201 ALENCAR, Heron de. A cidade e seu romancista. A Tarde, Salvador, p. 3, 18 abr. 1949. 202 ALENCAR, Heron de. GBS. A Tarde, Salvador, p. 5, 4 nov. 1950.

203 Id., loc. cit.

da sua ardente esperança no estabelecimento da paz entre os povos do mundo.

Setenta e três vezes o calendário dos homens viu passar um primeiro de janeiro, e em nenhuma dela o tempo – que nada perdoa e não pára – conseguiu vencer o espírito do meu velho Artur de Salles, desse poeta jovem de cabelos brancos, cuja modesta morte junto à casa dos Alienados parece um irônico símbolo cheio de sugestiva verdade. Vivemos, infelizmente vivemos num mundo em que a lucidez vai se tornando a cada dia maior pecado, e uma quase sempre consciente alienação é a virtude dominante. A escala dos valores inverteu as medidas, e o que mais vale é sempre o que não vale. Esquecido ou ignorado, quase desconhecido dos habitantes do Estado que tanto engrandeceu, foi assim que morreu Artur de Salles, imensa voz de poesia, que se contentava em escancarar as janelas para a noite e fazer das águas do Lago Sagrado a mensageira melhor de seus versos, mas, nunca trocou sua autêntica poesia por vantagens e interesses impuros. Sabia, porém – e sei que o sabia como uma certeza rejuvenescedora – que esse mundo que não o ouvia, que não o queria ouvir, tinha as horas contadas no relógio da História. E essa era a certeza que fazia do velho Artur de Salles um moço como nós, os desta geração que, através do Caderno da Bahia, de Seiva, da ABDE e de tantos outros movimentos, vem procurando manter para a Bahia o prestígio que lhe deram um Gregório de Matos, um Castro Alves, o fluminense Euclides da Cunha, um Xavier Marques, um Artur de Salles e um Jorge Amado.

[...]

Que belo e rico exemplo de poeta e de homem, esse que nos deu o cantor dos velhos casarões e grande companheiro do mar dos costeiros baianos!205

E finaliza com um poema de Salles:

O coração da gente é uma fogueira acesa Arde, brilha, incendeia. E todo o céu da vida Fica cheio de luz e de beleza.

Depois o fogo morre. A lenha consumida Não brilha mais. Não canta.

Sim, meu velho Artur de Salles, a lenha consumida não brilha mais. Mas os teus versos continuarão cantando.206

205 ALENCAR, Heron de. O meu velho Artur de Salles. A Tarde, Salvador, p. 5, 4 jul. 1952. 206 Id., loc. cit.

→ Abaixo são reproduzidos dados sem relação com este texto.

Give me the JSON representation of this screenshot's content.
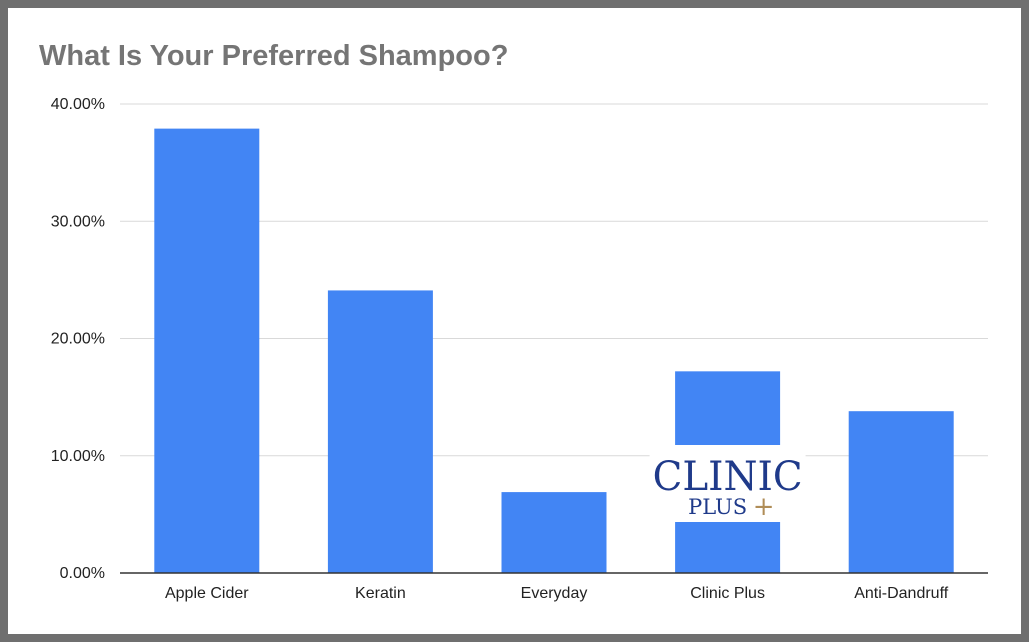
{
  "chart_data": {
    "type": "bar",
    "title": "What Is Your Preferred Shampoo?",
    "xlabel": "",
    "ylabel": "",
    "categories": [
      "Apple Cider",
      "Keratin",
      "Everyday",
      "Clinic Plus",
      "Anti-Dandruff"
    ],
    "values": [
      37.9,
      24.1,
      6.9,
      17.2,
      13.8
    ],
    "ylim": [
      0,
      40
    ],
    "y_ticks": [
      "0.00%",
      "10.00%",
      "20.00%",
      "30.00%",
      "40.00%"
    ],
    "grid": true,
    "legend": "none",
    "bar_color": "#4285f4",
    "annotations": [
      {
        "type": "logo",
        "category": "Clinic Plus",
        "line1": "CLINIC",
        "line2": "PLUS",
        "mark": "+"
      }
    ]
  },
  "colors": {
    "bar": "#4285f4",
    "gridline": "#d9d9d9",
    "axis": "#333333",
    "title": "#757575",
    "logo_text": "#1f3a8a",
    "logo_plus": "#b08d57"
  }
}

Foram esses os textos publicados por HA no jornal A Tarde, não incluídos na coluna Caleidoscópio. Optou-se aqui por fazer uma apresentação geral do conteúdo desse material, ao invés da escolha de alguns poucos para análise mais aprofundada. O objetivo foi o de fornecer mais elementos que ajudassem a formar não apenas o perfil desse intelectual, mas também fornecer uma noção de suas idéias sobre literatura, cultura e sociedade.